「セッション」を見た。

この映画のことを知ったのは数年前なんですが、当時見た予告編があまりにも意識高そうというか、「シャイン」っていうぶっ飛んだピアニストの映画にどことなく似た雰囲気を感じて敬遠してたんですね。

で、最近なんとなくアマプラを巡回しているとこいつがおすすめに出てきまして、主人公が血を流しながらドラムバンバン叩いている予告編を思い出したのでみることにしました。

おはなしは一見スポ根です。

偉大なドラマー音楽家になりたくて音大に入った主人公がスパルタ教師にしごかれる、と聞けば王道を行く内容と思われるでしょうが、見終わると実はそんなんじゃないことに気づくでしょう。

某所にも書いてありましたが、こいつはキ◯ガイ二人の殴り合いです。

おおよそ常識の範疇を超えて誰にも理解できない領域に足を滑らせて落っこちてしまった二人が誰にも理解されないまま共鳴してしまうという、喜劇なのか悲劇なのかすらわからん世界の話です。

正直ジャスだのの知識はほとんどいらないと思います。硬派な芸術映画かと思わせといてただ頭おかしい人たちが暴れまくってるわけですから。

これってつまりドラムを殺人術やらレースカーのドライビングテクニックに置き換えても通用するということです。

殺人術なんて人殺せりゃいいのに、スキンヘッドの教師おっさんは狙撃銃で眉間狙ってきっちり殺せというわけです。できなきゃマザーフ◯ッカーと罵られる。そこで主人公は猛練習。結構な狙撃スキルを身につけるわけです。

そんで最後はお互いにしか理解できない芸術の領域の中で見事眉間を狙撃してぶち抜き、二人の精神は不可解な共鳴現象を起こすという。まあ例えるとそんな感じです。

あの世界だけは主人公の父親も理解できません。

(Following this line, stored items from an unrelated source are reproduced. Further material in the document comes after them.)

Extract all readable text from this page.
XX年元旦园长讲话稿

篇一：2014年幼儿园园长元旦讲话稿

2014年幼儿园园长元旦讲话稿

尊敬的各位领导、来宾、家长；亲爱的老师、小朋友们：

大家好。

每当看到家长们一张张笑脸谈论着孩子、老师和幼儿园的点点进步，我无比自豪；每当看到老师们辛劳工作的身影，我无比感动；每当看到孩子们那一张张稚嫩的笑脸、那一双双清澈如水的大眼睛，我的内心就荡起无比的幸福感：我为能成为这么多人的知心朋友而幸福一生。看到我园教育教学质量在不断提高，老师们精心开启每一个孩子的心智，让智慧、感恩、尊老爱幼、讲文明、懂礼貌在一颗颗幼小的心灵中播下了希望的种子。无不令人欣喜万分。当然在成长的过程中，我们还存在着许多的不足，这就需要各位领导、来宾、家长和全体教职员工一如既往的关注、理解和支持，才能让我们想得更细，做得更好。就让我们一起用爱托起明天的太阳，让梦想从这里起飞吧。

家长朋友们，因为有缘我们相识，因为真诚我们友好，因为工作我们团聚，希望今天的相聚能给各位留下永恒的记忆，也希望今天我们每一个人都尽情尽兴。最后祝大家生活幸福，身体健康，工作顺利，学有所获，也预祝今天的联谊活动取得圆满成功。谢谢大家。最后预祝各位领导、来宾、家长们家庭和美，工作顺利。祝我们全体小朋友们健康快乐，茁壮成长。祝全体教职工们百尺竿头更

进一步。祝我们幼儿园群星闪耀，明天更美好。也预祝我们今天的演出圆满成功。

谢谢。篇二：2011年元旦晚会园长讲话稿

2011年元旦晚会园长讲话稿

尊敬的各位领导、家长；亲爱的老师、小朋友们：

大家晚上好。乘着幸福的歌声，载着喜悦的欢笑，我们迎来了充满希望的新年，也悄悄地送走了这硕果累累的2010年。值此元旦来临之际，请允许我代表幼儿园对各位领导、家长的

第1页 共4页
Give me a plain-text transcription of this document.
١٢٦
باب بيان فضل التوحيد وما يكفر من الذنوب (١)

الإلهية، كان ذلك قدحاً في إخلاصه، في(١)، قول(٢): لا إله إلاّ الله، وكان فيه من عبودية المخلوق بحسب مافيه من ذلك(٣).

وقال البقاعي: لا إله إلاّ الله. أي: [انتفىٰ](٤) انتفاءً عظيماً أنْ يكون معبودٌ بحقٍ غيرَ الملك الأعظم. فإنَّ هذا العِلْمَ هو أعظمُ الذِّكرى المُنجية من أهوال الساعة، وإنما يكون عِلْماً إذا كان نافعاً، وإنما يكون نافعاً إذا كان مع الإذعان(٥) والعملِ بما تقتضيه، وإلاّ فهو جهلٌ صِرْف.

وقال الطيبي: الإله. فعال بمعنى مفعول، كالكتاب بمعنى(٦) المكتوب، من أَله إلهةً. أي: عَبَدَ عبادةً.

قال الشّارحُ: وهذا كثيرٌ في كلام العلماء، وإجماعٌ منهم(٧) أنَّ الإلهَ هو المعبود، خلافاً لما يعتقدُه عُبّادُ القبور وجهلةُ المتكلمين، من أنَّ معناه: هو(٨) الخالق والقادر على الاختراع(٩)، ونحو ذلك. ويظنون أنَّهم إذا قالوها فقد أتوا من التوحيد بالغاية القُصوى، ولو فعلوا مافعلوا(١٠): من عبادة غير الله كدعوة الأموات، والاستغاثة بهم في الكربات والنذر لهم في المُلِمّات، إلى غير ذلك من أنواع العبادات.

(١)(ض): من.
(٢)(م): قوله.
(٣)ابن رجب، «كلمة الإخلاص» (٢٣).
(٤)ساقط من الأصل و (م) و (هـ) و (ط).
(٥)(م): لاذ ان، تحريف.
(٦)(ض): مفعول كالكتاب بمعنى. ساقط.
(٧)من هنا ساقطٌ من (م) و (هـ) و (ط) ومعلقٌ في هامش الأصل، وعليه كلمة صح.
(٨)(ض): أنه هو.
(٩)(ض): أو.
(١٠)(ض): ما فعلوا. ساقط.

途中「俺の息子やるじゃん」と上がっていた口角が徐々に下がって真顔になり、やがて見知らぬ他人を見る顔になったところで俺はこの作品の趣旨を理解しました。

「あ、これは音楽の話じゃなくてあくまでそれを題材にしただけの二人のキ◯ゲエタイマンバトルの話なんだな」と。

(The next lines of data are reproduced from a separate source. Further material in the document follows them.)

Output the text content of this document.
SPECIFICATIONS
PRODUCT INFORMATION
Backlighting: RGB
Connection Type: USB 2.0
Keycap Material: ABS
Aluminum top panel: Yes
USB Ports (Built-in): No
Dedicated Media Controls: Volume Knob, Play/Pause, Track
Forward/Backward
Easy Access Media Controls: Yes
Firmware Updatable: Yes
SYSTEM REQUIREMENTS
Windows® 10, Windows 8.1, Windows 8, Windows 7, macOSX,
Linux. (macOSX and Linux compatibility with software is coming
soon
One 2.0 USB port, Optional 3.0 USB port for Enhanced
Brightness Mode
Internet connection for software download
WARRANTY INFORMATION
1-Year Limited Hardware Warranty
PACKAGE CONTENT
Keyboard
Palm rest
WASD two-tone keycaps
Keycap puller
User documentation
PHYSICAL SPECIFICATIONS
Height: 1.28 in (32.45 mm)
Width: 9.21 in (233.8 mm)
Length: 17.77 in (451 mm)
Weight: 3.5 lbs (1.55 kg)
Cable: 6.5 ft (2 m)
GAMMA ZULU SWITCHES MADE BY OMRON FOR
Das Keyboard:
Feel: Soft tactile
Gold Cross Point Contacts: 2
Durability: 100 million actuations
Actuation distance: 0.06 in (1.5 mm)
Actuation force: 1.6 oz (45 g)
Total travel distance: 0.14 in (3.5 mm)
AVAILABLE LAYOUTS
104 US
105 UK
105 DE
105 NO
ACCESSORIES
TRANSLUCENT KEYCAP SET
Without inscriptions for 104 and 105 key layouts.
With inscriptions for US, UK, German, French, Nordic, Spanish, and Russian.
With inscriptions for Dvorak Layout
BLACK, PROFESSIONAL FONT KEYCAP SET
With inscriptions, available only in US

ラストのセッションでは観客にスポットライトは当たらず、あくまで二人だけの実質独演会になります。

お互い憎んでいるし殺したいくらいに思っているにも関わらずあそこだけは通じ合ってしまう妙なところがこの映画の面白いところなんじゃないでしょうか。

ヒリヒリするし観てて面白かったし割と短めなので是非見てみてはどうでしょうか。